Functions with pre defined values

temp <- function(a = 1, b = 2) {
    return(a + b)
}

Functions usually return the last value it computed

f <- function(x) {
    if (x < 10) {
        0
    } else {
        10
    }
}
f(5)
f(15)

Scoping Rules

Assuming we run the following code:

c <- 100
(c + 1)

Can we still use c() to concactenate vectors?

(x1 <- c(1:4))

How does R know which value of c to use when? R has separate namespaces for functions and non-functions. That's why this is possible.

When R tried to "bind" a value to a symbol (in this case c), it follows a very specific search path, looking first at the Global environment, then the namespaces of each package.

What is this order?

> search()
 [1] ".GlobalEnv"        "package:graphics"  "package:grDevices"
 [4] "package:datasets"  "package:devtools"  "package:knitr"
 [7] "package:plyr"      "package:reshape2"  "package:ggplot2"
[10] "package:stats"     "package:coyote"    "package:utils"
[13] "package:methods"   "Autoloads"         "package:base"

Newly loaded packages end up in position 2 and everything else gets bumped down the list. base is always at the very end.

.GlobalEnv is just your workspace. If there's a symbol matching your request, it will take that value based on your request.

If nothing is found, it will search the namespace of each of the packages you've loaded (your list will look different).

Package loading order matters.

Example:

library(plyr)
library(Hmisc)
is.discrete
library(Hmisc)
library(plyr)
is.discrete

Reference functions inside a package's namespace using the :: operator.

Hmisc::is.discrete
plyr::is.discrete

R uses scoping rules called Lexical scoping (otherwise known as static scoping).

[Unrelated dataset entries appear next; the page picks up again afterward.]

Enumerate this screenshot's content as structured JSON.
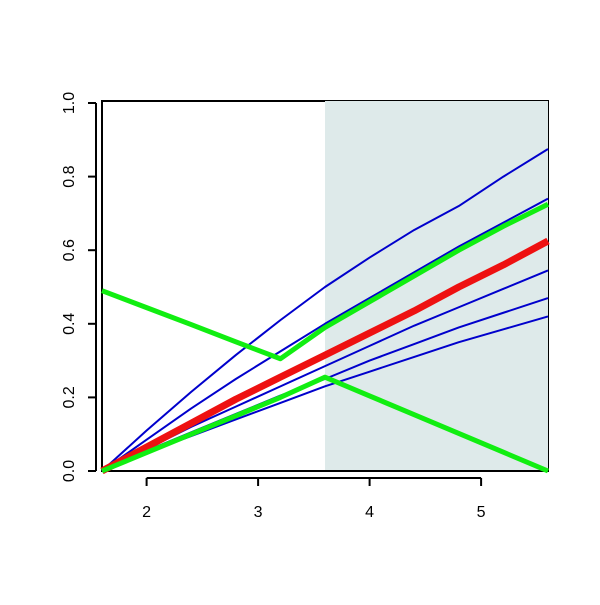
{
  "chart_data": {
    "type": "line",
    "x": [
      1.6,
      2.0,
      2.4,
      2.8,
      3.2,
      3.6,
      4.0,
      4.4,
      4.8,
      5.2,
      5.6
    ],
    "series": [
      {
        "color": "#0000cc",
        "line_width": 2,
        "values": [
          0,
          0.11,
          0.215,
          0.315,
          0.41,
          0.5,
          0.58,
          0.655,
          0.72,
          0.8,
          0.875
        ]
      },
      {
        "color": "#0000cc",
        "line_width": 2,
        "values": [
          0,
          0.085,
          0.17,
          0.25,
          0.325,
          0.4,
          0.47,
          0.54,
          0.61,
          0.675,
          0.74
        ]
      },
      {
        "color": "#0000cc",
        "line_width": 2,
        "values": [
          0,
          0.06,
          0.12,
          0.175,
          0.23,
          0.285,
          0.34,
          0.395,
          0.445,
          0.495,
          0.545
        ]
      },
      {
        "color": "#0000cc",
        "line_width": 2,
        "values": [
          0,
          0.055,
          0.105,
          0.155,
          0.205,
          0.25,
          0.3,
          0.345,
          0.39,
          0.43,
          0.47
        ]
      },
      {
        "color": "#0000cc",
        "line_width": 2,
        "values": [
          0,
          0.05,
          0.095,
          0.14,
          0.185,
          0.23,
          0.27,
          0.31,
          0.35,
          0.385,
          0.42
        ]
      },
      {
        "color": "#ee1111",
        "line_width": 7,
        "values": [
          0,
          0.065,
          0.13,
          0.195,
          0.255,
          0.315,
          0.375,
          0.435,
          0.5,
          0.56,
          0.625
        ]
      },
      {
        "color": "#11ee11",
        "line_width": 5,
        "values": [
          0.49,
          0.444,
          0.398,
          0.351,
          0.305,
          0.39,
          0.46,
          0.53,
          0.6,
          0.665,
          0.725
        ]
      },
      {
        "color": "#11ee11",
        "line_width": 5,
        "values": [
          0,
          0.05,
          0.1,
          0.15,
          0.2,
          0.255,
          0.204,
          0.153,
          0.102,
          0.051,
          0
        ]
      }
    ],
    "shaded_region": [
      3.6,
      5.6
    ],
    "shade_color": "#deeaea",
    "xlim": [
      1.6,
      5.6
    ],
    "ylim": [
      0,
      1
    ],
    "xticks": [
      2,
      3,
      4,
      5
    ],
    "yticks": [
      {
        "value": 0,
        "label": "0.0"
      },
      {
        "value": 0.2,
        "label": "0.2"
      },
      {
        "value": 0.4,
        "label": "0.4"
      },
      {
        "value": 0.6,
        "label": "0.6"
      },
      {
        "value": 0.8,
        "label": "0.8"
      },
      {
        "value": 1,
        "label": "1.0"
      }
    ]
  }
}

It determines how a value is associated with a free variable in a function.

add <- function(a, b) {
    (a + b)/n
}

n here is the free variable.

Rules of scoping

R first searches in the environment where the function was defined. An environment is a collection of symbols and values. Environments have parents.

> parent.env(globalenv())
<environment: package:graphics>
attr(,"name")
[1] "package:graphics"
attr(,"path")
[1] "/Library/Frameworks/R.framework/Versions/3.0/Resources/library/graphics"
> search()
 [1] ".GlobalEnv"        "package:graphics"  "package:grDevices"
 [4] "package:datasets"  "package:devtools"  "package:knitr"
 [7] "package:plyr"      "package:reshape2"  "package:ggplot2"
[10] "package:stats"     "package:coyote"    "package:utils"
[13] "package:methods"   "Autoloads"         "package:base"

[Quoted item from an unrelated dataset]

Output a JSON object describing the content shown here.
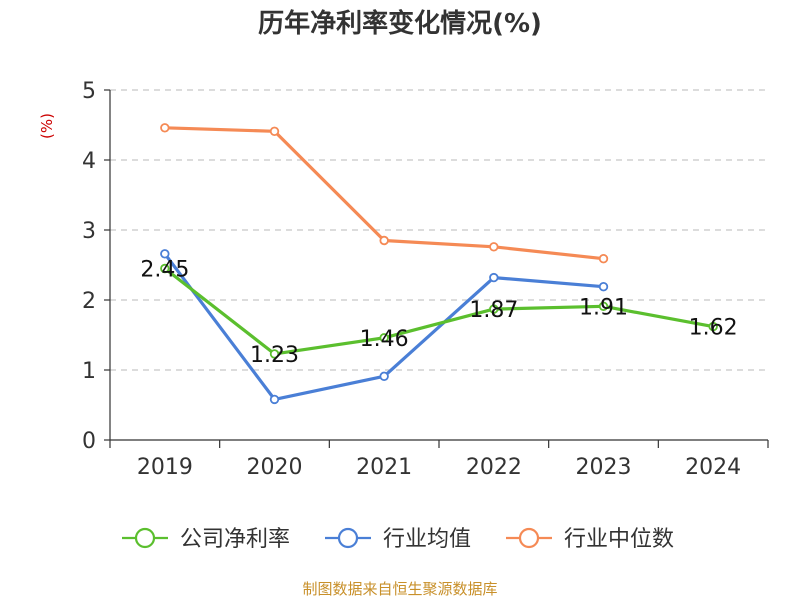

Since we defined add in the global env, R looks for n in that environment. You can confirm that the function add was defined in the global env using the function environment.

environment(add)

These rules matter because you can define nested functions.

Example:

make.power <- function(n) {
    pow <- function(x) {
        x^n
    }
    pow
}

This is a constructor function, i.e. a function that creates another one.

cube <- make.power(3)
square <- make.power(2)
cube(3)
square(3)
ls(environment(cube))
get("n", environment(cube))
ls(environment(square))
get("n", environment(square))

You can see that R is searching for n first within each environment before looking elsewhere.

Why scoping matters?

y <- 10

f1 <- function(x) {
    y <- 2
    y^2 + f2(x)
}


f2 <- function(x) {
    x * y
}

What does f1(10) return?

Possible answers:

  • 104
  • 24

This is a consequence of lexical or static scoping. The alternate will result if R were using dynamic scoping. One downside (as you'll see with larger tasks) is that R has to carry everything in memory.